A discussion with a neighbor over the weekend has inspired me to write a series of posts this summer on The Urban Gardener. My version of the Urban Gardener is
- someone who lives in the city or the burbs and has a few square feet of lawn
- loves the idea of a pretty garden but does not have a lot of time to make it happen
- does not want to use chemicals to deal with critters or otherwise
So what is one to do when all the snow is gone and so is all the grass? All that is left is a huge patch of dirt. The neighbors down the street have the same problem. The culprit is a little four letter word, “grub”.
A grub is the larvae of a beetle that feeds on grass roots. If there are more than 5 grubs per square meter then you have a problem. So what does a grub look like? If you are not squeamish then take a peek.

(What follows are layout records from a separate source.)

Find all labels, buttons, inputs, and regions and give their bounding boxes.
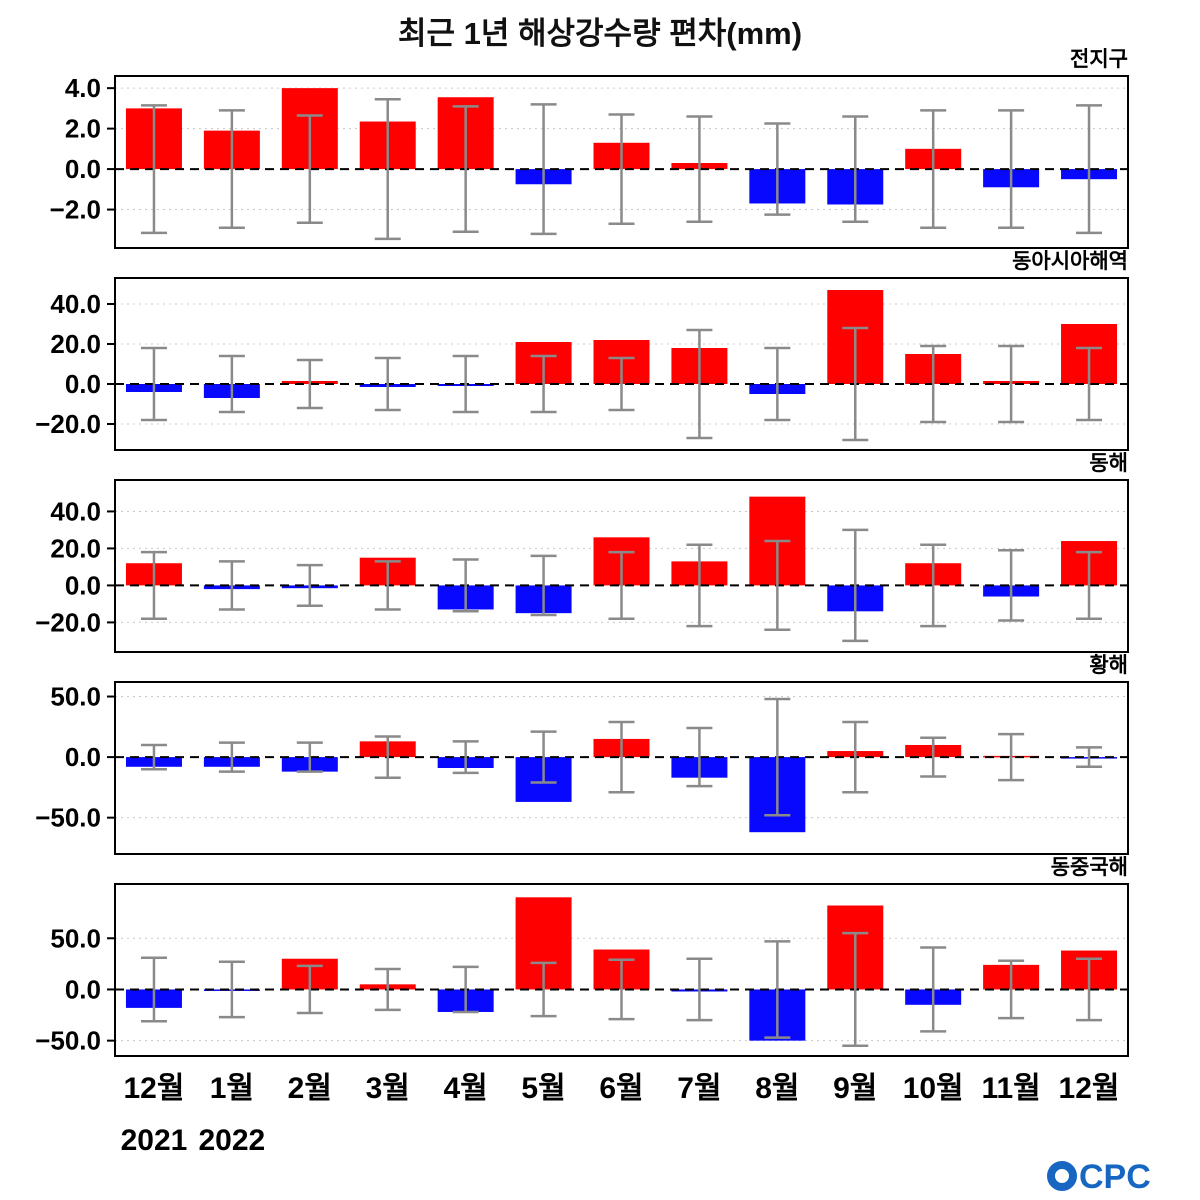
panel-border — [114, 479, 1129, 653]
y-tick-label: 0.0 — [65, 154, 101, 184]
y-tick-label: 0.0 — [65, 570, 101, 600]
panel-4: 동중국해 −50.0 0.0 50.0 — [0, 856, 1200, 1058]
y-tick-label: −20.0 — [35, 409, 101, 439]
y-tick-label: −20.0 — [35, 607, 101, 637]
month-label: 3월 — [366, 1072, 410, 1105]
ocpc-logo: CPC — [1047, 1158, 1151, 1196]
panels: 전지구 −2.0 0.0 2.0 4.0 동아시아해역 −20.0 0.0 20.0 40.0 동해… — [0, 48, 1200, 1058]
y-tick-label: 2.0 — [65, 114, 101, 144]
y-tick-label: −50.0 — [35, 803, 101, 833]
month-label: 6월 — [599, 1072, 643, 1105]
y-tick-label: 20.0 — [50, 329, 101, 359]
month-label: 9월 — [833, 1072, 877, 1105]
panel-label: 황해 — [1089, 654, 1128, 677]
month-label: 4월 — [444, 1072, 488, 1105]
y-tick-label: 0.0 — [65, 742, 101, 772]
x-axis-footer: 12월 1월 2월 3월 4월 5월 6월 7월 8월 9월 10월 11월 12월 2021 2022 CP… — [0, 1058, 1200, 1200]
panel-2: 동해 −20.0 0.0 20.0 40.0 — [0, 452, 1200, 654]
panel-border — [114, 883, 1129, 1057]
month-label: 12월 — [1059, 1072, 1120, 1105]
year-label: 2022 — [199, 1124, 266, 1157]
logo-text: CPC — [1079, 1158, 1151, 1196]
month-label: 7월 — [677, 1072, 721, 1105]
y-tick-label: 40.0 — [50, 289, 101, 319]
month-label: 10월 — [903, 1072, 964, 1105]
panel-border — [114, 681, 1129, 855]
panel-plot: −2.0 0.0 2.0 4.0 — [50, 74, 1129, 249]
panel-label: 동해 — [1089, 452, 1128, 475]
y-tick-label: 4.0 — [65, 74, 101, 103]
month-label: 8월 — [755, 1072, 799, 1105]
panel-3: 황해 −50.0 0.0 50.0 — [0, 654, 1200, 856]
month-label: 12월 — [123, 1072, 184, 1105]
footer-plot: 12월 1월 2월 3월 4월 5월 6월 7월 8월 9월 10월 11월 12월 2021 2022 CP… — [121, 1072, 1151, 1196]
chart-title: 최근 1년 해상강수량 편차(mm) — [397, 16, 803, 51]
y-tick-label: −50.0 — [35, 1026, 101, 1056]
panel-1: 동아시아해역 −20.0 0.0 20.0 40.0 — [0, 250, 1200, 452]
y-tick-label: 0.0 — [65, 369, 101, 399]
month-label: 1월 — [210, 1072, 254, 1105]
month-label: 2월 — [288, 1072, 332, 1105]
panel-plot: −20.0 0.0 20.0 40.0 — [35, 277, 1129, 451]
y-tick-label: 0.0 — [65, 974, 101, 1004]
panel-label: 동중국해 — [1050, 856, 1128, 879]
y-tick-label: 50.0 — [50, 682, 101, 712]
panel-border — [114, 277, 1129, 451]
logo-o-ring — [1047, 1161, 1077, 1191]
month-label: 5월 — [521, 1072, 565, 1105]
y-tick-label: −2.0 — [50, 195, 101, 225]
year-label: 2021 — [121, 1124, 188, 1157]
panel-label: 전지구 — [1070, 48, 1128, 71]
panel-plot: −20.0 0.0 20.0 40.0 — [35, 479, 1129, 653]
y-tick-label: 20.0 — [50, 533, 101, 563]
panel-label: 동아시아해역 — [1012, 250, 1128, 273]
month-label: 11월 — [981, 1072, 1040, 1105]
panel-plot: −50.0 0.0 50.0 — [35, 883, 1129, 1057]
panel-0: 전지구 −2.0 0.0 2.0 4.0 — [0, 48, 1200, 250]
panel-plot: −50.0 0.0 50.0 — [35, 681, 1129, 855]
y-tick-label: 40.0 — [50, 496, 101, 526]
y-tick-label: 50.0 — [50, 923, 101, 953]
panel-border — [114, 75, 1129, 249]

How can such a little creature destroy a whole lawn? Well in order to understand this you need to know the life cycle of the grub.
Let’s start with spring, the larvae feed on the roots of grass from mid-March to mid-May. Then comes the pupae stage and finally the Beetle emerges in mid-June and mate over a period of two weeks. They then lay their eggs in the soil. The eggs hatch and the grubs start to feed on the roots of the grass in late July to August. The grubs will burrow below the frost line in the fall however if it’s a warm winter or there is a thaw they will start to feed again.
Sometimes you will see a little hole in the grass, like someone has been digging, this is just another animal e.g a skunk, digging for food, r.e. grubs.